Todos os novos avisos do governo disseram às autoridades que se eles experimentassem tais sensações ou sintomas, eles deveriam deixar imediatamente a área em que se encontravam.

Sintomas associados à síndrome de Havana, que aflige americanos servindo em cargos diplomáticos em vários países. (Gráfico AP)

Um porta-voz da CIA disse que a agência não comenta sobre incidentes ou oficiais específicos.
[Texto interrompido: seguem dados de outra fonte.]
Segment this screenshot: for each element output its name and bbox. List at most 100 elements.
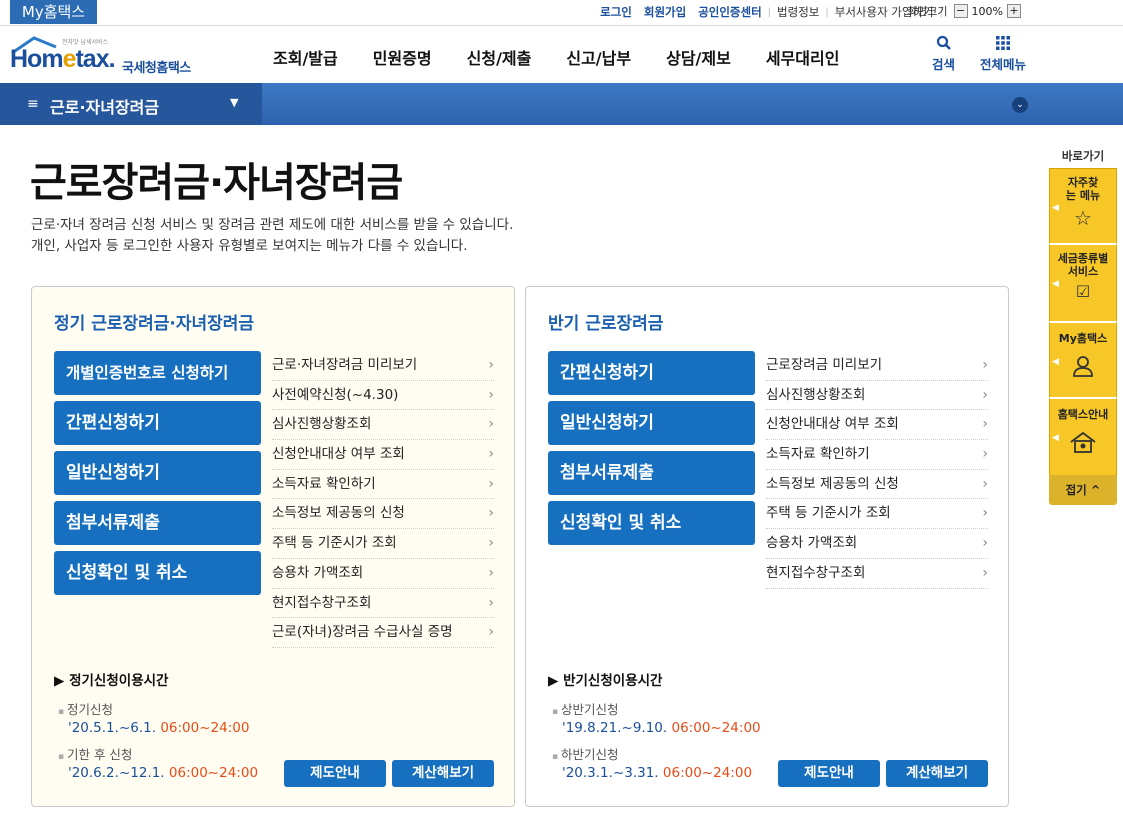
zoom-in-button[interactable]: +: [1007, 4, 1021, 18]
usage-time-section: ▶ 정기신청이용시간 정기신청 '20.5.1.~6.1. 06:00~24:0…: [54, 669, 258, 789]
chevron-down-icon[interactable]: ⌄: [1012, 97, 1028, 113]
list-item[interactable]: 소득자료 확인하기 ›: [272, 470, 494, 500]
calculate-button[interactable]: 계산해보기: [886, 760, 988, 787]
link-label: 소득정보 제공동의 신청: [766, 475, 899, 492]
guide-button[interactable]: 제도안내: [778, 760, 880, 787]
search-icon: [936, 35, 951, 50]
link-label: 근로장려금 미리보기: [766, 357, 883, 373]
link-label: 심사진행상황조회: [272, 416, 372, 433]
list-item[interactable]: 신청안내대상 여부 조회 ›: [272, 440, 494, 470]
list-item[interactable]: 주택 등 기준시가 조회 ›: [272, 529, 494, 559]
guide-button[interactable]: 제도안내: [284, 760, 386, 787]
page-title: 근로장려금·자녀장려금: [30, 160, 403, 206]
submit-documents-button[interactable]: 첨부서류제출: [54, 501, 261, 545]
desc-line-1: 근로·자녀 장려금 신청 서비스 및 장려금 관련 제도에 대한 서비스를 받을…: [31, 217, 514, 233]
quick-favorites[interactable]: 자주찾는 메뉴 ☆ ◀: [1049, 168, 1117, 243]
general-apply-button[interactable]: 일반신청하기: [54, 451, 261, 495]
list-item[interactable]: 승용차 가액조회 ›: [272, 559, 494, 589]
list-item[interactable]: 근로장려금 미리보기 ›: [766, 351, 988, 381]
checkbox-icon: ☑: [1075, 282, 1091, 301]
cert-center-link[interactable]: 공인인증센터: [698, 4, 761, 20]
time-date: '20.5.1.~6.1.: [68, 720, 157, 736]
list-item[interactable]: 소득정보 제공동의 신청 ›: [766, 470, 988, 500]
chevron-right-icon: ›: [488, 357, 494, 373]
list-item[interactable]: 현지접수창구조회 ›: [272, 589, 494, 619]
main-header: 전자맛 납세서비스 Hometax. 국세청홈택스 조회/발급 민원증명 신청/…: [0, 27, 1123, 83]
time-date: '19.8.21.~9.10.: [562, 720, 668, 736]
caret-down-icon: ▼: [230, 96, 239, 109]
list-item[interactable]: 소득정보 제공동의 신청 ›: [272, 499, 494, 530]
list-item[interactable]: 사전예약신청(~4.30) ›: [272, 381, 494, 411]
time-label: 상반기신청: [552, 699, 761, 718]
link-label: 신청안내대상 여부 조회: [766, 416, 899, 433]
list-item[interactable]: 승용차 가액조회 ›: [766, 529, 988, 559]
usage-time-title: ▶ 정기신청이용시간: [54, 673, 169, 689]
quick-label: 세금종류별 서비스: [1057, 252, 1109, 278]
top-links: 로그인 회원가입 공인인증센터 | 법령정보 | 부서사용자 가입하기 |: [594, 4, 943, 20]
all-menu-button[interactable]: 전체메뉴: [980, 35, 1026, 73]
gnb-item-report-pay[interactable]: 신고/납부: [566, 45, 631, 69]
chevron-right-icon: ›: [982, 357, 988, 373]
chevron-right-icon: ›: [982, 535, 988, 552]
gnb-item-certificate[interactable]: 민원증명: [373, 45, 432, 69]
list-item[interactable]: 소득자료 확인하기 ›: [766, 440, 988, 470]
fold-button[interactable]: 접기 ^: [1049, 475, 1117, 505]
list-item[interactable]: 심사진행상황조회 ›: [272, 410, 494, 441]
login-link[interactable]: 로그인: [600, 4, 632, 20]
list-item[interactable]: 근로(자녀)장려금 수급사실 증명 ›: [272, 618, 494, 648]
zoom-out-button[interactable]: −: [953, 4, 968, 18]
list-item[interactable]: 주택 등 기준시가 조회 ›: [766, 499, 988, 530]
check-cancel-button[interactable]: 신청확인 및 취소: [54, 551, 261, 595]
link-label: 주택 등 기준시가 조회: [272, 535, 397, 552]
quick-tax-services[interactable]: 세금종류별 서비스 ☑ ◀: [1049, 243, 1117, 321]
simple-apply-button[interactable]: 간편신청하기: [54, 401, 261, 445]
list-item[interactable]: 심사진행상황조회 ›: [766, 381, 988, 411]
link-label: 소득자료 확인하기: [766, 446, 870, 463]
location-arrow: [249, 83, 262, 125]
gnb-item-consult[interactable]: 상담/제보: [666, 45, 731, 69]
law-info-link[interactable]: 법령정보: [777, 4, 819, 20]
quick-my-hometax[interactable]: My홈택스 ◀: [1049, 321, 1117, 397]
chevron-right-icon: ›: [982, 505, 988, 522]
logo-wordmark: Hometax.: [10, 45, 116, 74]
star-icon: ☆: [1074, 206, 1092, 230]
chevron-right-icon: ›: [982, 386, 988, 403]
time-date: '20.6.2.~12.1.: [68, 765, 165, 781]
time-hours: 06:00~24:00: [671, 720, 761, 736]
calculate-button[interactable]: 계산해보기: [392, 760, 494, 787]
general-apply-button[interactable]: 일반신청하기: [548, 401, 755, 445]
quick-hometax-guide[interactable]: 홈택스안내 ◀: [1049, 397, 1117, 475]
simple-apply-button[interactable]: 간편신청하기: [548, 351, 755, 395]
gnb-item-lookup[interactable]: 조회/발급: [273, 45, 338, 69]
link-label: 주택 등 기준시가 조회: [766, 505, 891, 522]
link-label: 소득정보 제공동의 신청: [272, 505, 405, 522]
time-value: '20.6.2.~12.1. 06:00~24:00: [68, 765, 258, 781]
triangle-left-icon: ◀: [1052, 279, 1059, 289]
gnb-item-apply[interactable]: 신청/제출: [467, 45, 532, 69]
gnb-item-tax-agent[interactable]: 세무대리인: [766, 45, 840, 69]
check-cancel-button[interactable]: 신청확인 및 취소: [548, 501, 755, 545]
my-hometax-tab[interactable]: My홈택스: [10, 0, 97, 24]
panel-title: 정기 근로장려금·자녀장려금: [54, 314, 255, 334]
hometax-logo[interactable]: 전자맛 납세서비스 Hometax. 국세청홈택스: [10, 33, 210, 77]
list-item[interactable]: 근로·자녀장려금 미리보기 ›: [272, 351, 494, 381]
time-value: '19.8.21.~9.10. 06:00~24:00: [562, 720, 761, 736]
search-button[interactable]: 검색: [932, 35, 955, 73]
zoom-control: 화면크기 − 100% +: [907, 3, 1025, 19]
signup-link[interactable]: 회원가입: [644, 4, 686, 20]
hamburger-icon: ≡: [27, 96, 39, 112]
list-item[interactable]: 현지접수창구조회 ›: [766, 559, 988, 589]
location-dropdown[interactable]: ≡ 근로·자녀장려금 ▼: [0, 83, 262, 125]
list-item[interactable]: 신청안내대상 여부 조회 ›: [766, 410, 988, 441]
chevron-right-icon: ›: [488, 416, 494, 433]
chevron-right-icon: ›: [488, 475, 494, 492]
all-menu-label: 전체메뉴: [980, 57, 1027, 72]
chevron-right-icon: ›: [982, 564, 988, 581]
submit-documents-button[interactable]: 첨부서류제출: [548, 451, 755, 495]
time-hours: 06:00~24:00: [662, 765, 753, 781]
chevron-right-icon: ›: [488, 624, 494, 641]
house-icon: [1070, 431, 1096, 453]
apply-with-auth-number-button[interactable]: 개별인증번호로 신청하기: [54, 351, 261, 395]
chevron-right-icon: ›: [488, 386, 494, 403]
time-hours: 06:00~24:00: [160, 720, 250, 736]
Mas ela disse que os protocolos da agência para incidentes de saúde incluem garantir que os policiais recebam tratamento médico imediato.

O porta-voz descreveu as medidas que a agência e Burns tomaram para melhorar a resposta e o tratamento dos incidentes da síndrome de Havana, incluindo mudanças no Escritório de Serviços Médicos e trabalhando com um painel de especialistas de agências de inteligência e do setor privado para entender melhor os episódios .

Embora algumas autoridades acreditem que os incidentes podem remontar a anos, incluindo a Guerra Fria, a onda mais recente começou na Embaixada dos Estados Unidos em Havana, onde diplomatas e oficiais da CIA relataram ter ouvido sons estranhos e, em seguida, sentindo dores de cabeça e náuseas.

Isso foi seguido por uma série de incidentes em postos diplomáticos dos EUA na China que deixaram vários funcionários dos EUA gravemente feridos. Desde então, casos foram relatados em toda a Ásia e Europa.

Este artigo foi publicado originalmente no The New York Times.